Foto: Marcelo Camargo/Agência Brasil
O presidente do Supremo Tribunal Federal (STF), ministro Edson Fachin, demonstrou apoio à condução do ministro André Mendonça no caso que envolve o Banco Master. O gesto ocorreu durante uma reunião reservada realizada na noite de segunda-feira (10).
Segundo interlocutores da presidência do tribunal, a iniciativa teve como objetivo reforçar o respaldo institucional ao trabalho de Mendonça, que atualmente é o relator das investigações relacionadas ao banco no Supremo.
Nos bastidores, integrantes da Corte afirmam que Fachin também avalia a possibilidade de ampliar a estrutura de apoio ao gabinete do relator, incluindo a disponibilização de mais servidores caso o volume de trabalho do processo exija.
A relatoria do caso tem gerado debates dentro do próprio tribunal. O vazamento de mensagens privadas do banqueiro Daniel Vorcaro com sua ex-namorada levou parte dos ministros a questionar a condução das investigações.
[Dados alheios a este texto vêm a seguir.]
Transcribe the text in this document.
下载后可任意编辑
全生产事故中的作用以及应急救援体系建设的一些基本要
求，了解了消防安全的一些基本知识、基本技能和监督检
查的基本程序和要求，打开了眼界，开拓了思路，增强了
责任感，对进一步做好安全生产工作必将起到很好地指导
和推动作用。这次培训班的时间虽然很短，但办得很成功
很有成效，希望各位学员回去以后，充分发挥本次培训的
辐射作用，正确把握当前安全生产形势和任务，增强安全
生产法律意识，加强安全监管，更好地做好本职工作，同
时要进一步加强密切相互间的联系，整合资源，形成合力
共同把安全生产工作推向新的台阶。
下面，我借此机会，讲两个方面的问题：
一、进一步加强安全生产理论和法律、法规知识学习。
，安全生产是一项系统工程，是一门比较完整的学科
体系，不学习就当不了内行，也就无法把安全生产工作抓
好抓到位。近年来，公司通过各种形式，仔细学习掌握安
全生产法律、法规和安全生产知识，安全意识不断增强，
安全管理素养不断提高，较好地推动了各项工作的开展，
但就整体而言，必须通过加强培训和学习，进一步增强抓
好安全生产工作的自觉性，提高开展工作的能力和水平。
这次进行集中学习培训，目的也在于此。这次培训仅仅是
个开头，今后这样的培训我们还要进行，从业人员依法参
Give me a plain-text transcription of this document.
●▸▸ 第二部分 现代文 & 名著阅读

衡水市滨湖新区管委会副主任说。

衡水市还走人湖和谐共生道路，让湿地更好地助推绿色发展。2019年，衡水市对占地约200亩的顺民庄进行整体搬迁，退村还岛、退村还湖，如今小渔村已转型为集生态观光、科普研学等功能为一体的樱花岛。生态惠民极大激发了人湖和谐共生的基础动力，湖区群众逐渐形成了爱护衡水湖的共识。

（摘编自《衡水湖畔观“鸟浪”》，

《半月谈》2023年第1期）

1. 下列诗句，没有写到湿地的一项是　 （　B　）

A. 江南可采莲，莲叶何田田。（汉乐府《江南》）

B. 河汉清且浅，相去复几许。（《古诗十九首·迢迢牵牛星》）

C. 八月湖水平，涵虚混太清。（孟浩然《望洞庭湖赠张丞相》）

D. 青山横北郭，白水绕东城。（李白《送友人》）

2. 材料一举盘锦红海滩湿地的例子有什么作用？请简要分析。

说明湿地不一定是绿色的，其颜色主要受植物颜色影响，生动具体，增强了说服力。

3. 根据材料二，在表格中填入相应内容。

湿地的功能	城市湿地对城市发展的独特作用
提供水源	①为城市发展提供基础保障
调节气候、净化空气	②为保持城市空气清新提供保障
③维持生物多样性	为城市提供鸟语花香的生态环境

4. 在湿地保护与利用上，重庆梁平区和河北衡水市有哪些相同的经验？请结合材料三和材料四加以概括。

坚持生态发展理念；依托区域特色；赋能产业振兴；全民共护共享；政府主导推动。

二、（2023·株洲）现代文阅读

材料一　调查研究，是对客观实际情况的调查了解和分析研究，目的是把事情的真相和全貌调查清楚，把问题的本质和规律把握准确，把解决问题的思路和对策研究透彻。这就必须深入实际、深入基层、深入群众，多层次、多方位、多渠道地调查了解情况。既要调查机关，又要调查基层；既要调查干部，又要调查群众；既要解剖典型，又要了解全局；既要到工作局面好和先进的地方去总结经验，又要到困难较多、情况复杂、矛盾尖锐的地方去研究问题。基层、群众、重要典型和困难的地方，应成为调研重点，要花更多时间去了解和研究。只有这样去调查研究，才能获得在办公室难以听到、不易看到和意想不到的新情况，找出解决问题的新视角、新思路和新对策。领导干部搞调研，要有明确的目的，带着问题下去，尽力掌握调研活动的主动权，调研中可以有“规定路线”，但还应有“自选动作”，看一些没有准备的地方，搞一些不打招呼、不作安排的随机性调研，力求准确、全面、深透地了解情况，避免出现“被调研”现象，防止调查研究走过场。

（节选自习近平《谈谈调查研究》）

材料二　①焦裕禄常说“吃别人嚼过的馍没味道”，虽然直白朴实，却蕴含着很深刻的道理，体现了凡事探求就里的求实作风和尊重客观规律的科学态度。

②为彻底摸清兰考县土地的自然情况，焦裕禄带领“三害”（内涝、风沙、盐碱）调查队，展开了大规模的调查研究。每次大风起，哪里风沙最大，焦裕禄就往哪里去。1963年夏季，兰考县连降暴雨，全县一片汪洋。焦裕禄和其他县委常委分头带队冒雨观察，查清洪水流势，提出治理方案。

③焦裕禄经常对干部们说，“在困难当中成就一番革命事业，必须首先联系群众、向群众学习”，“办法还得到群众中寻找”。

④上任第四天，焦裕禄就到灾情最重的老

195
Outra ala da Corte, porém, tem manifestado apoio à atuação de Mendonça. Esse grupo é liderado por Fachin e conta com ministros como Luiz Fux e Cármen Lúcia.
A expectativa entre esses magistrados é que a condução do caso pelo atual relator ajude a reduzir o desgaste institucional provocado pelas revelações envolvendo o Banco Master. O episódio também reforçou discussões internas sobre a criação de um código de ética para o Supremo — proposta defendida por Fachin.
As investigações elevaram o nível de tensão dentro do STF, principalmente após a divulgação de informações sobre relações mantidas por Daniel Vorcaro com os ministros Alexandre de Moraes e Dias Toffoli.
Outro ponto que gerou incômodo entre os ministros foi a atuação da Polícia Federal nas apurações. Um relatório produzido pelos investigadores, com mais de 200 páginas e contendo referências a Toffoli, causou desconforto entre integrantes da Corte.
Segundo ministros do STF, o documento foi interpretado como uma tentativa de investigar um magistrado do Supremo sem autorização judicial formal, o que, para parte da Corte, representaria um problema institucional.